Als Jugendlicher, noch 16, hatte ich 1957 das Glück, dass ich nach der Probezeit bei Rolf Donath nach dem  Wintertraining dabei bleiben durfte! Als ich bei der Jugendmeisterschaft 1958 in Halberstadt Zweiter wurde, kam ich beglückt in die Nachwuchsförderung und ins Internat Brandberge. Die Betreuung, die Verpflegung, warme Dusche, das war schon toll, wenn man wie ich vorher ein kleines Privatzimmer  am Bergmannstrost hinter der Poliklinik Süd  bezogen hatte, damals Stalin-Allee, bei einem Rentnerehepaar Raue mit Kohleöfchen und Waschschüssel als Selbstversorger mit Einkäufen im Spätladen nach dem Training  hatte.

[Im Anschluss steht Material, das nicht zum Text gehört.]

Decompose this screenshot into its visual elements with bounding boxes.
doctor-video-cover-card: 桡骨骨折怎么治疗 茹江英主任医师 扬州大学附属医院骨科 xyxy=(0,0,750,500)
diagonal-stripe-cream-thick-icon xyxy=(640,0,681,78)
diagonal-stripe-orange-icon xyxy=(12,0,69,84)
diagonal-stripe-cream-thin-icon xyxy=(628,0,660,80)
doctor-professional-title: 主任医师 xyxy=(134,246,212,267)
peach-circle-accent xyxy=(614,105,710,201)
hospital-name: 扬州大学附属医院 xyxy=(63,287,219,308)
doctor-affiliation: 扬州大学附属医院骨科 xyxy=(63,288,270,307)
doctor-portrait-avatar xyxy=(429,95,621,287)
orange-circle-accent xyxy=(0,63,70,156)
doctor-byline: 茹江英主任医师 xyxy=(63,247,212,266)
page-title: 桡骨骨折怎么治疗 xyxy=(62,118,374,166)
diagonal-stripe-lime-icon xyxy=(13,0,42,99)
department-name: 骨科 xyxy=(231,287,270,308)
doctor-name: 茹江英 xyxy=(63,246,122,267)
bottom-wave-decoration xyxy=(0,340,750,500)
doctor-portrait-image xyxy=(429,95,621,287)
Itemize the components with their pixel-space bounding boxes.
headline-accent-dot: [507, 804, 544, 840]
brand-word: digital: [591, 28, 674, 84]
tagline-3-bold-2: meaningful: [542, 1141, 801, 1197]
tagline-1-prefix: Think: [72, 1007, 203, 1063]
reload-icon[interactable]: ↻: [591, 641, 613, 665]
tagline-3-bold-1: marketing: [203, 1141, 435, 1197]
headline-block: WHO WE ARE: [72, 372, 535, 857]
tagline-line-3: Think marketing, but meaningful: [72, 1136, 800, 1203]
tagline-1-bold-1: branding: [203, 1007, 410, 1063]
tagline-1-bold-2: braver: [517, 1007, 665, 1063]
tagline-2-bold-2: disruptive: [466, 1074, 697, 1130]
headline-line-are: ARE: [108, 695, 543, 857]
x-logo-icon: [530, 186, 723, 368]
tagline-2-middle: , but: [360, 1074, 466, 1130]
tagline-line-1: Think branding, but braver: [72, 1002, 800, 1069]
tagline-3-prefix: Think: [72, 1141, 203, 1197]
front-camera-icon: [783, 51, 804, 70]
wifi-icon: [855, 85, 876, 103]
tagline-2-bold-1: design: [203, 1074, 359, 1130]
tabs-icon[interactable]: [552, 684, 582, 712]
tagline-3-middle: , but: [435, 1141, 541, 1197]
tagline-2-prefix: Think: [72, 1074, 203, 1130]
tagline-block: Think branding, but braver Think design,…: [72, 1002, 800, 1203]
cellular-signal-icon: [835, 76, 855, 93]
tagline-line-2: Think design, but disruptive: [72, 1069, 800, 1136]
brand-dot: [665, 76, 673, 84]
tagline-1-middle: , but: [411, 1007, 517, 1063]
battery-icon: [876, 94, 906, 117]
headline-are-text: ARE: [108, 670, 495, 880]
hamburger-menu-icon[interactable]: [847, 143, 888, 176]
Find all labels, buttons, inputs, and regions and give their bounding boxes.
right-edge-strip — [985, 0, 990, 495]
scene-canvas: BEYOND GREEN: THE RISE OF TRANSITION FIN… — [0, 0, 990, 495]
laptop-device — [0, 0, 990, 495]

Ich war von Jena zur Berufsausbildung nach Halle auf die Zahntechnikerschule gekommen. Vorher hatte ich ab 7. Klasse im Sommer Hockey gespielt und im Winter bei der BSG Carl-Zeiss Wintersport.

Wir gingen dann nach Jena, weil es meine Heimatstadt ist und viel schöner als Halle. Vor allem aber wurde uns Beiden die Offerte als OL-Kader gemacht, – wir waren ja bereits verlobt, dass wir eine Neubauwohnung bekommen würden. Das war bei der Wohnungsknappheit ein tolles Privileg. Meine Laufbahn als Kadersportler scheiterte dann aber an den Ergebnissen der STASI-OPK=Operative Personenkontrolle für Reisekader wegen Westkontakten zu Sportkameraden wie Helmut Neumann und Manfred Letzerich und schwerwiegend, die Kontakte zu Max Danz, – familiär.

Ost-West-Ausscheidungen 64 trotz Norm ade, Europa-Cup-Finale als damals Jahresbester mit 8:38,6 1965 in Stuttgart  von der STASI verhindert. Siehe Telegramm. Siegfried Hermann, ebenfalls in Ungnade gefallen, Kontakt zu Nöcker, musste auch zu Hause in Erfurt bleiben, obwohl er im August  über 3000m WR gelaufen war (7:46,0) und deutschen Fünftausend Meter-Rekord 13:30. Da wurde er bei dem WK in Potsdam beschissen. Alle, die mit stoppten, hatten auch hier WR, klar unter 13:30“. Den hielt aber Ron Clarke. Da er nach Tokio abserviert war. wäre das ein zu großes internationales Politikum gewesen. Bei der Dreitausend war ich mit im Feld.Die Trainingskonzeption ab 64 nach Tokio hatte übrigens sein Trainingspartner, mein enger Sportkamerad Fritz Schmidt in Anlehnung an Lydiard erstellt. Da gäbe es einiges zu sagen. Auch zu Fritzes Tochter Astrid! Ehemalige BRD-Junioren-Cross-Meisterin, sechs Mal bei Meisterschaften auf dem Podest! Die Eltern, ihre Mutter ist die Cousine von Siegfried Herrmann, saßen im STASI-Knast, versuchte Republikflucht! Von der Kirche frei gekauft! Fritz war mit Emil Zatopek befreundet. Es gibt ein Foto, wo seine Astrid als kleines Mädel auf Zatopeks schultern reitet.